The plane descends slowly down towards the city that is supposed to be my home. I can see a shining clump of neon lights, something out of the dream of a child obsessed with sci-fi stories. As the plane hovers over the airport, probably awaiting clearance, waiting for another plane just like itself, carrying people who look the same and think the same way, I feel sick. Not physically sick or anything – just plain queasy in the head or something. I already miss college, what I now consider home, or will, at least for the next few years. I’m apprehensive about meeting my family after these few months. I don’t know what I’m going to do. I wonder if the internet connection at home is up and running – I need to stay in touch with my friends.

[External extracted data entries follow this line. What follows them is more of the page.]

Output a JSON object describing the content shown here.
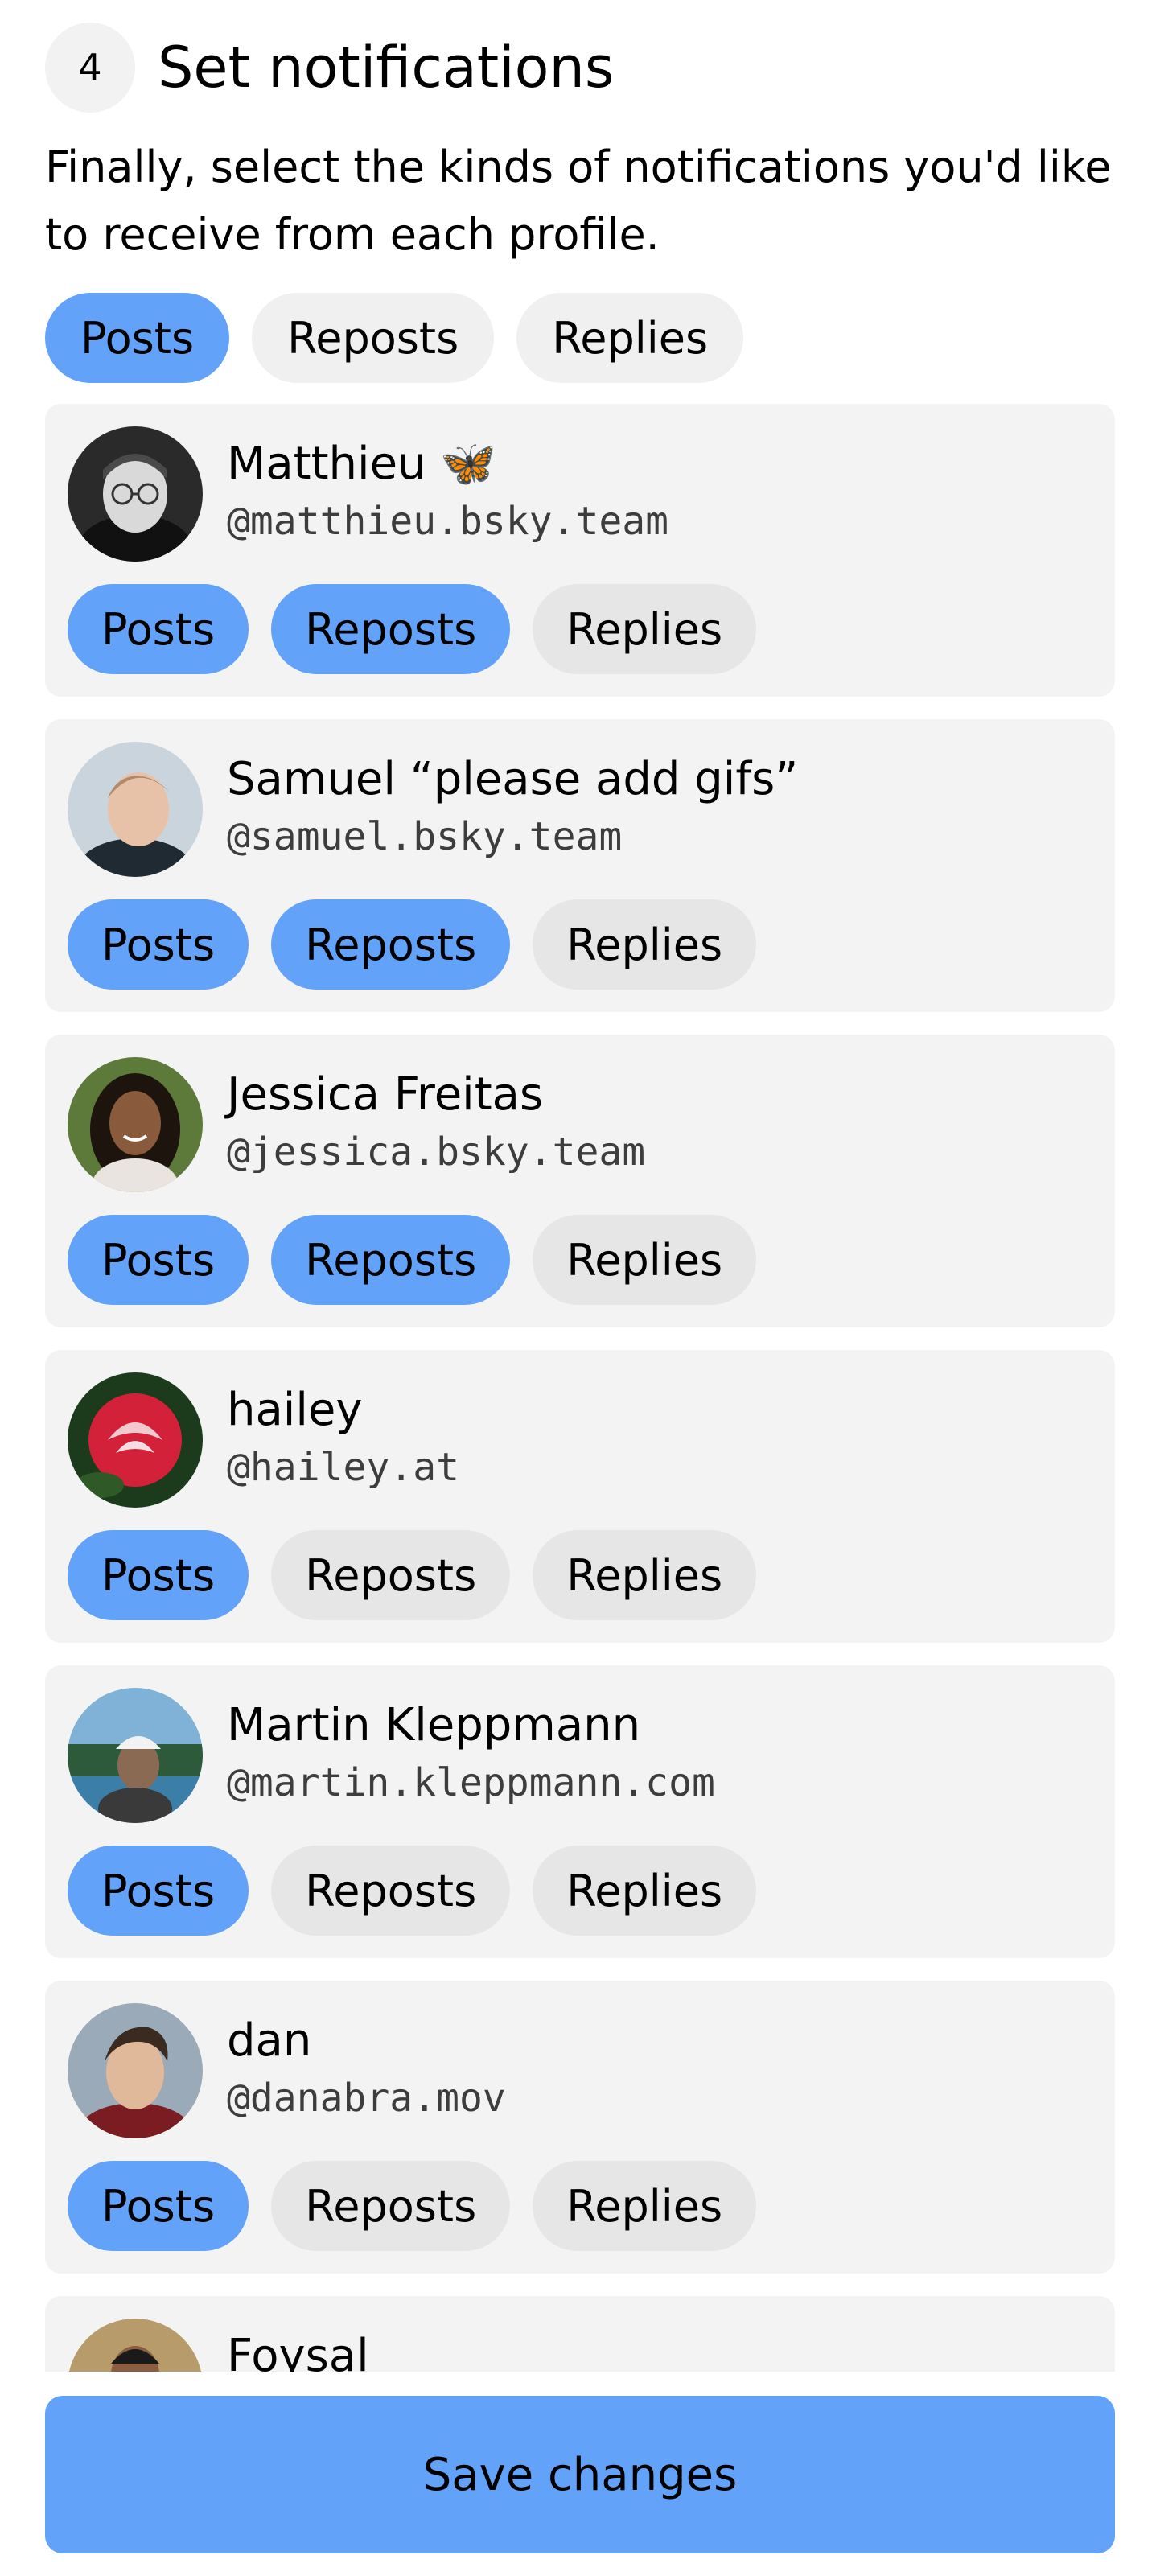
{
  "header": {
    "step_number": "4",
    "title": "Set notifications"
  },
  "intro": "Finally, select the kinds of notifications you'd like to receive from each profile.",
  "filter_tabs": [
    {
      "label": "Posts",
      "active": true
    },
    {
      "label": "Reposts",
      "active": false
    },
    {
      "label": "Replies",
      "active": false
    }
  ],
  "profiles": [
    {
      "name": "Matthieu 🦋",
      "handle": "@matthieu.bsky.team",
      "avatar": "avatar-matthieu",
      "toggles": [
        {
          "label": "Posts",
          "on": true
        },
        {
          "label": "Reposts",
          "on": true
        },
        {
          "label": "Replies",
          "on": false
        }
      ]
    },
    {
      "name": "Samuel “please add gifs”",
      "handle": "@samuel.bsky.team",
      "avatar": "avatar-samuel",
      "toggles": [
        {
          "label": "Posts",
          "on": true
        },
        {
          "label": "Reposts",
          "on": true
        },
        {
          "label": "Replies",
          "on": false
        }
      ]
    },
    {
      "name": "Jessica Freitas",
      "handle": "@jessica.bsky.team",
      "avatar": "avatar-jessica",
      "toggles": [
        {
          "label": "Posts",
          "on": true
        },
        {
          "label": "Reposts",
          "on": true
        },
        {
          "label": "Replies",
          "on": false
        }
      ]
    },
    {
      "name": "hailey",
      "handle": "@hailey.at",
      "avatar": "avatar-hailey",
      "toggles": [
        {
          "label": "Posts",
          "on": true
        },
        {
          "label": "Reposts",
          "on": false
        },
        {
          "label": "Replies",
          "on": false
        }
      ]
    },
    {
      "name": "Martin Kleppmann",
      "handle": "@martin.kleppmann.com",
      "avatar": "avatar-martin",
      "toggles": [
        {
          "label": "Posts",
          "on": true
        },
        {
          "label": "Reposts",
          "on": false
        },
        {
          "label": "Replies",
          "on": false
        }
      ]
    },
    {
      "name": "dan",
      "handle": "@danabra.mov",
      "avatar": "avatar-dan",
      "toggles": [
        {
          "label": "Posts",
          "on": true
        },
        {
          "label": "Reposts",
          "on": false
        },
        {
          "label": "Replies",
          "on": false
        }
      ]
    },
    {
      "name": "Foysal",
      "handle": "",
      "avatar": "avatar-foysal",
      "toggles": []
    }
  ],
  "save_button": "Save changes",
  "colors": {
    "active_pill": "#62a2f9",
    "inactive_pill": "#e6e6e6",
    "card_background": "#f3f3f3"
  }
}
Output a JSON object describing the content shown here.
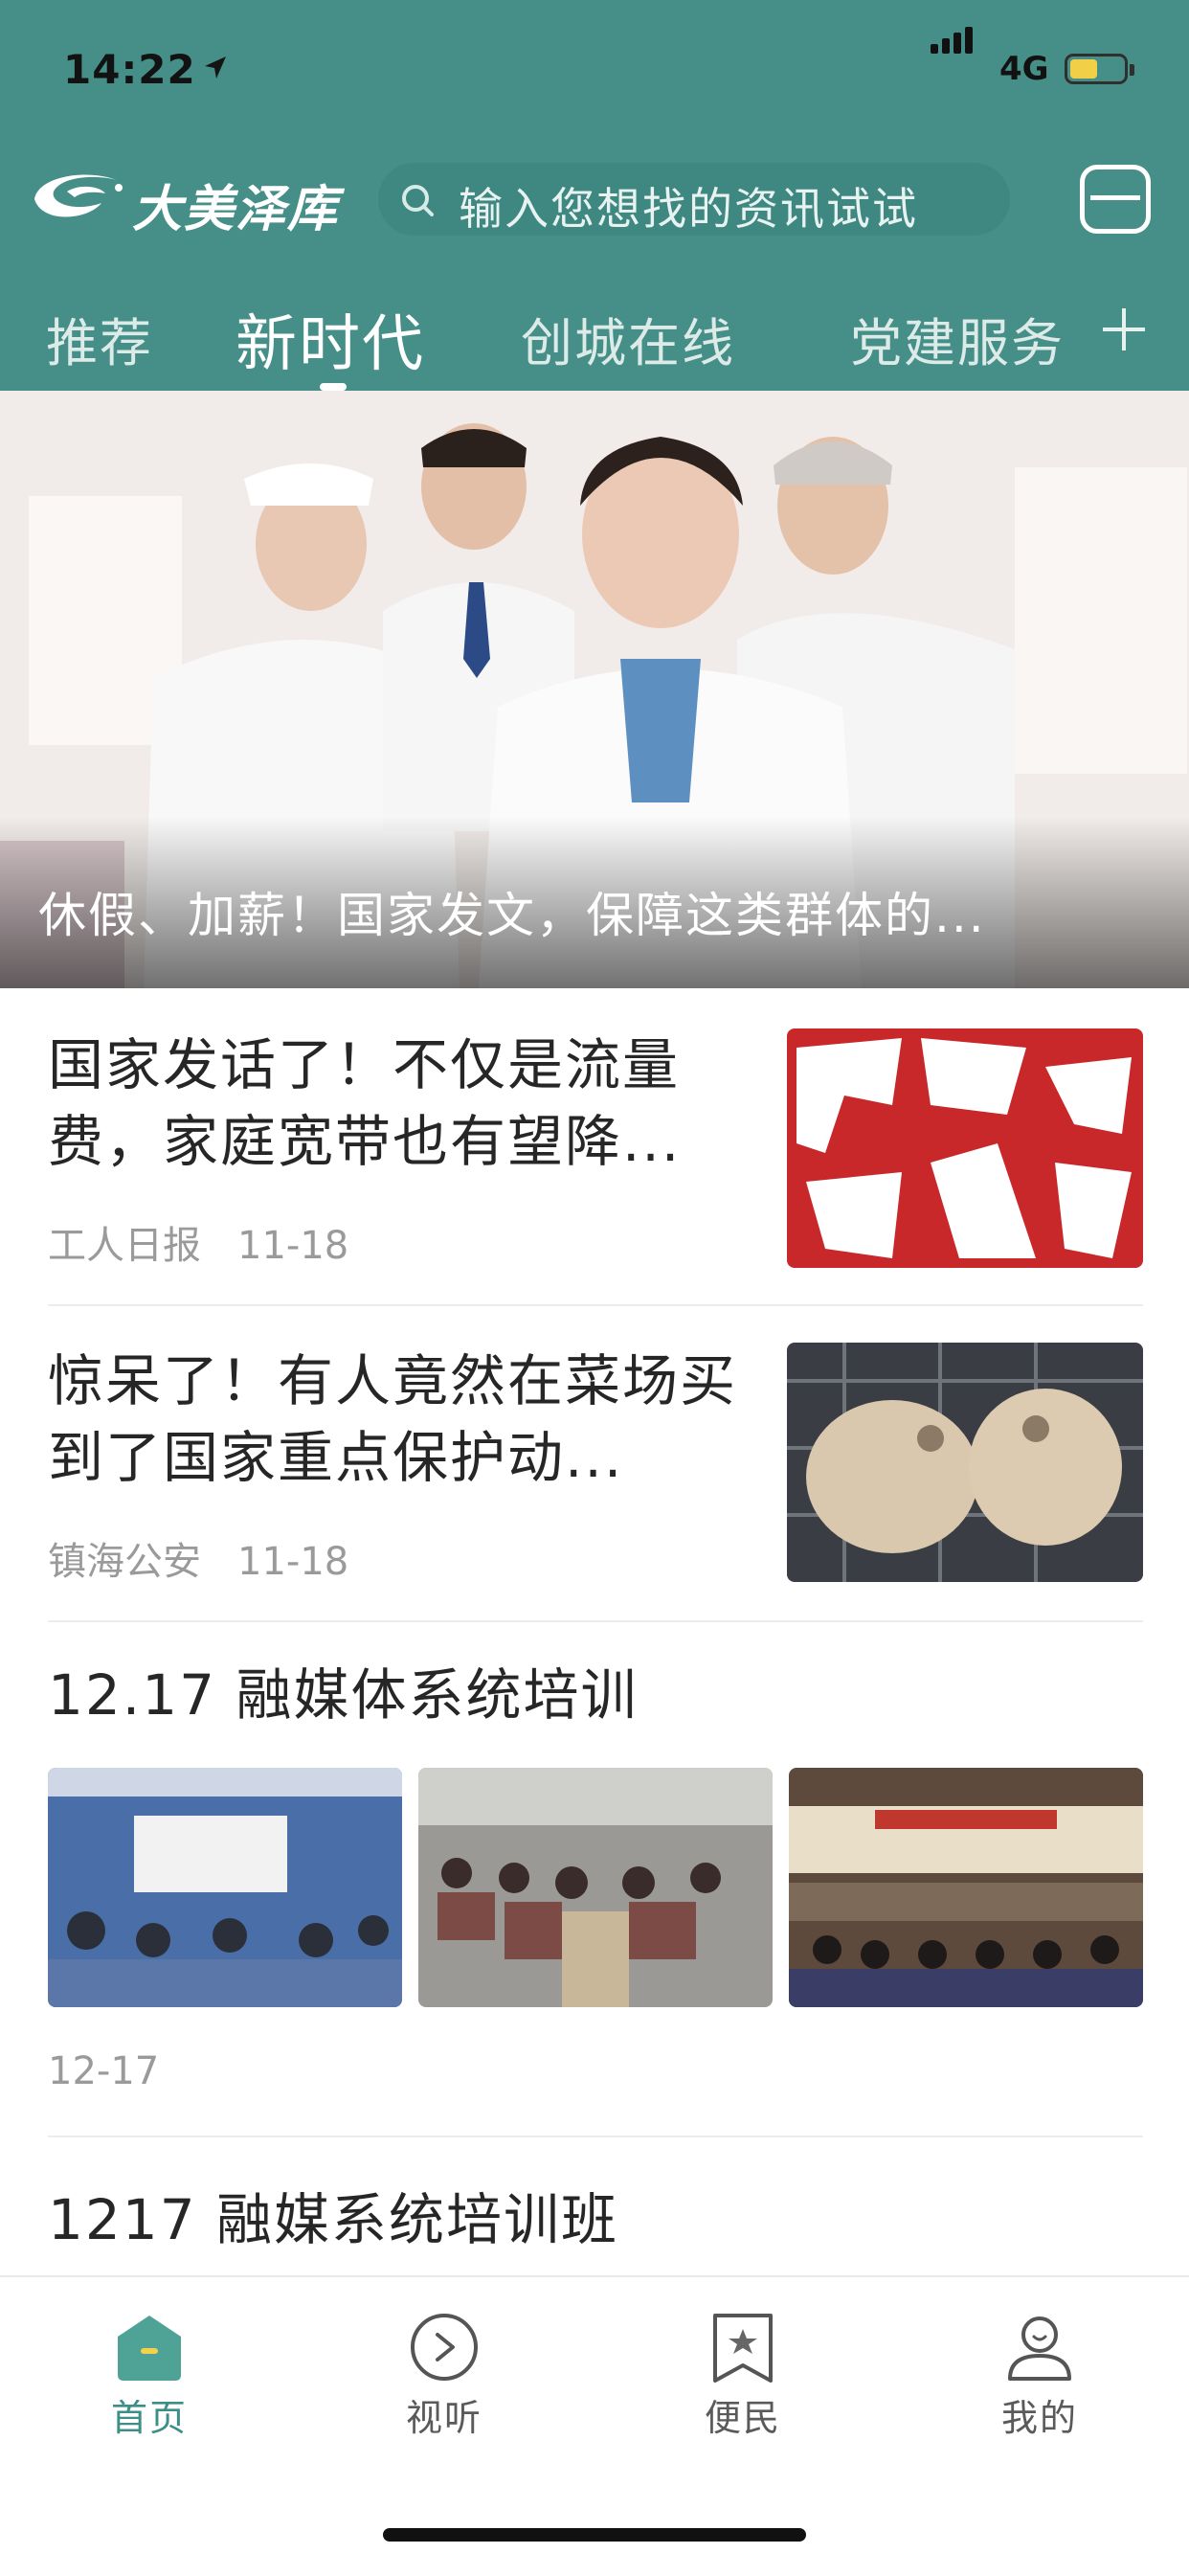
{
  "status_bar": {
    "time": "14:22",
    "network": "4G"
  },
  "header": {
    "logo_text": "大美泽库",
    "search_placeholder": "输入您想找的资讯试试"
  },
  "tabs": [
    {
      "label": "推荐",
      "active": false
    },
    {
      "label": "新时代",
      "active": true
    },
    {
      "label": "创城在线",
      "active": false
    },
    {
      "label": "党建服务",
      "active": false
    }
  ],
  "banner": {
    "caption": "休假、加薪！国家发文，保障这类群体的..."
  },
  "news": [
    {
      "title": "国家发话了！不仅是流量费，家庭宽带也有望降...",
      "source": "工人日报",
      "date": "11-18"
    },
    {
      "title": "惊呆了！有人竟然在菜场买到了国家重点保护动...",
      "source": "镇海公安",
      "date": "11-18"
    }
  ],
  "gallery_item": {
    "title": "12.17 融媒体系统培训",
    "date": "12-17"
  },
  "next_item": {
    "title": "1217 融媒系统培训班"
  },
  "tabbar": [
    {
      "label": "首页",
      "icon": "home-icon",
      "active": true
    },
    {
      "label": "视听",
      "icon": "play-circle-icon",
      "active": false
    },
    {
      "label": "便民",
      "icon": "bookmark-star-icon",
      "active": false
    },
    {
      "label": "我的",
      "icon": "user-icon",
      "active": false
    }
  ],
  "colors": {
    "header_bg": "#468f88",
    "accent": "#3b8f86",
    "text": "#262626",
    "meta": "#9a9a9a"
  }
}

When I’m not in Calcutta I think of it as home and when I am there home seems to be elsewhere. I am not sure what home is and so I come up with definitions that sound good but don’t make much sense:
Home is a feeling.
or
Home is a group of people around whom one’s comfortable.
or
Home is a time, not a place.
I calm myself and tell myself I am just going through a phase of self-discovery. I figure that it’s about the right time for that. At least that’s what I understood from all the books I’ve read or the movies I’ve watched or from all the music that blares from speakers everywhere I go.
I am a global nomad, I say. I think I read that somewhere.
I’m just sick of the way people are – if Holden Caulfield did it so should I.
I need to go find the answer to life, maybe walk on the razor’s edge.
And then I see myself in a mirror as I walk towards the arrivals wing and I see how similar I am to everyone else who’s walking by and how similar, in fact, everyone is. Everyone has a cell phone, an iPod, everyone wears the same kind of clothing, everyone is humming the same tune, how little everyone notices of what’s around them. I am a child of technology. I am not raw feelings and emotion – I am neurons and electrical signals. I am a global nomad who is searching for a home. I wander aimlessly in the midst of throngs of people who have been rendered perfectly alike and are unable to recognise themselves because they see their own face in the face that walks past on a crowded street. I am not a piece of art or a glittering amalgamation of magical potential; I am an iPod or a car that has so many features that most of them are completely useless. I am defined by everyone around me and they, in turn, are defined by me, and because we have none to tell us what is right have become the generation that can’t know its own name. That is also why I am mass of gibberish when faced with describing myself. I am not the living breathing creature that I should be – I am a random mixture of figments of other people’s imaginations.